Amon Goeth (Ralph Fiennes) is the SS commander who liquidates the ghetto and then becomes the commandant of the Plaszow labor camp. He accepts bribes from Schindler to allow Schindler’s factory to remain outside the camp itself.
At the end of the film the descendants of the actual people who were saved by Schindler are seen. They now number over 6,000 people.
Some questions:
1. What is the effect of the film’s opening sequence in color of the family at shabbat dinner?
2. What is the effect of the black and white cinematography?
3. How does the film portray Oskar Schindler? What kind of man is he?
4. What is the turning point in Schindler’s view of what is happening?
5. How does Schindler resist the Germans? How does he help the Jews?

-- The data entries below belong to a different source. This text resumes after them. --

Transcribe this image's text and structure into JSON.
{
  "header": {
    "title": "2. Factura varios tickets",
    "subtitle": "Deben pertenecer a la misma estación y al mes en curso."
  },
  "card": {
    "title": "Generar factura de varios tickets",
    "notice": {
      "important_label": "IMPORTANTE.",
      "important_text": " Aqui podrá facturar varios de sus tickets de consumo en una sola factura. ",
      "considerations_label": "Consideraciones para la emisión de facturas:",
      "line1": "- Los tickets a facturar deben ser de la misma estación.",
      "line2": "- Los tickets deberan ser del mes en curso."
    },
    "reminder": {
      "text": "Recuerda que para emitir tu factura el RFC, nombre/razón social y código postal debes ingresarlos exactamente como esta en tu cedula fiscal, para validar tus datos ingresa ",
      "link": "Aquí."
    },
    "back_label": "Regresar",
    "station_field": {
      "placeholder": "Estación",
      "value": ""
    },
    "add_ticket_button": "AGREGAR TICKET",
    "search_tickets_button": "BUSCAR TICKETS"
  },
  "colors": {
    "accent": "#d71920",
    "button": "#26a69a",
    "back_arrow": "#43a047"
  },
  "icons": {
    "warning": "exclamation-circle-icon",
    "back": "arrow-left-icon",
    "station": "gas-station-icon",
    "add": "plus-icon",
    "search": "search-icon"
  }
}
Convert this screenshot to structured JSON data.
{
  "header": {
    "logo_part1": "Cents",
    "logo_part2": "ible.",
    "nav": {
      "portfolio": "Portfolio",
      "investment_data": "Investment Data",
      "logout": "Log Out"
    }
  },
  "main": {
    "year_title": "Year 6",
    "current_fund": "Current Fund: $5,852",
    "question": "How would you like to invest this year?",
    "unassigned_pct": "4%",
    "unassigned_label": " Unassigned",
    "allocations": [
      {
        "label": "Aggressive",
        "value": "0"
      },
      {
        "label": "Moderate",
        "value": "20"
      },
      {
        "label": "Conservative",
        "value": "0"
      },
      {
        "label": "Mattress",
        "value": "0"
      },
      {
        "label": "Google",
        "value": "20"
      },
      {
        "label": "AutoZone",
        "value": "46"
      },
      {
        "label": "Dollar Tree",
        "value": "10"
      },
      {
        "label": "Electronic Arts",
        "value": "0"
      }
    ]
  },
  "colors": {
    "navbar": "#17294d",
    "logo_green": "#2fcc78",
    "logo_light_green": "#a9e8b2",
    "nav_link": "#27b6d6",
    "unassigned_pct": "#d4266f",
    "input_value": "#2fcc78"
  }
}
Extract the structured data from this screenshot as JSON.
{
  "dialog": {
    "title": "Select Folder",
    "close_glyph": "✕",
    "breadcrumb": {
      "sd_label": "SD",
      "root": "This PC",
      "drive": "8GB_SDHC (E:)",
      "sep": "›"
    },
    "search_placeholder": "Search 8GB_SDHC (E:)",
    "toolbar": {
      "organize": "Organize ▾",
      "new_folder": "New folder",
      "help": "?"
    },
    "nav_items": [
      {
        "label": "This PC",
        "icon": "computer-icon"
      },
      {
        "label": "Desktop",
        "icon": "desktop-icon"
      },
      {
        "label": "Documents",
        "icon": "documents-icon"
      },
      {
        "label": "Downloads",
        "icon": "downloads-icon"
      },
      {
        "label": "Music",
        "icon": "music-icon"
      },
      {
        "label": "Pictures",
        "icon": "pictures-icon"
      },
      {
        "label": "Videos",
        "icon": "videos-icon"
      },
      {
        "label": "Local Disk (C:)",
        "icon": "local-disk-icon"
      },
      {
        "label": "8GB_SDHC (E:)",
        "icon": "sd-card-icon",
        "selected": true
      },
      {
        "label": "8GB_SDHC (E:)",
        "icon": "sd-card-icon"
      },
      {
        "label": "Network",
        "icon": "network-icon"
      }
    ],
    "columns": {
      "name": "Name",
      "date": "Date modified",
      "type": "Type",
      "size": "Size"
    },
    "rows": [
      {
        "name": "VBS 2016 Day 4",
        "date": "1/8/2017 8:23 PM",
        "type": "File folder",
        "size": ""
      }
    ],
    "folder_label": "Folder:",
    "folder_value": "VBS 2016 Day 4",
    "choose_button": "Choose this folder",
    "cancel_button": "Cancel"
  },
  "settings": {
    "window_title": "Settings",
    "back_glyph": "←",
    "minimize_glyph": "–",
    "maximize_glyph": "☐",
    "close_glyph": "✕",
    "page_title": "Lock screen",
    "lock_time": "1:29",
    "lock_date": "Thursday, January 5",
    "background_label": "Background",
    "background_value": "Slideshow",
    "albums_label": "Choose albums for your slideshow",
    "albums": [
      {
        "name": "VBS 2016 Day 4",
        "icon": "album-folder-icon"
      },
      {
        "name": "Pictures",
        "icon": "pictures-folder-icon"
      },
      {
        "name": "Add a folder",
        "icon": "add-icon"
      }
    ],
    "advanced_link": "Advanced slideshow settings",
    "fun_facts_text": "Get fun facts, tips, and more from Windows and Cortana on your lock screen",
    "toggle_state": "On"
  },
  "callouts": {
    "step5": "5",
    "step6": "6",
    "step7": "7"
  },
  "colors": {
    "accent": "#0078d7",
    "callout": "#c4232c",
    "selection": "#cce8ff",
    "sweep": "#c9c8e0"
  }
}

6. What is the effect of the little girl in the red coat?
7. Note the frequent use of “lists” in the film: in the beginning, with the registration of Jewish people from the countryside; at the registration for the ghetto; at the train station when Stern is almost deported; at the separation into workers and non-workers at the liquidation of the ghetto; at the organization in the camp; at the selection of healthy and sick inmates, etc. What is the effect of this foreshadowing?
8. What details does the film provide about the perpetrators of the violence? How does the film portray the Germans?
9. What are some of the ways people survive in the camps? How does the film’s portrayal relate to the details in Night?
10. Note the frequent use of crosscutting between actions in the camp and actions outside in “normal” life. What is the effect of this crosscutting?
11. Write down any questions you have about what you saw.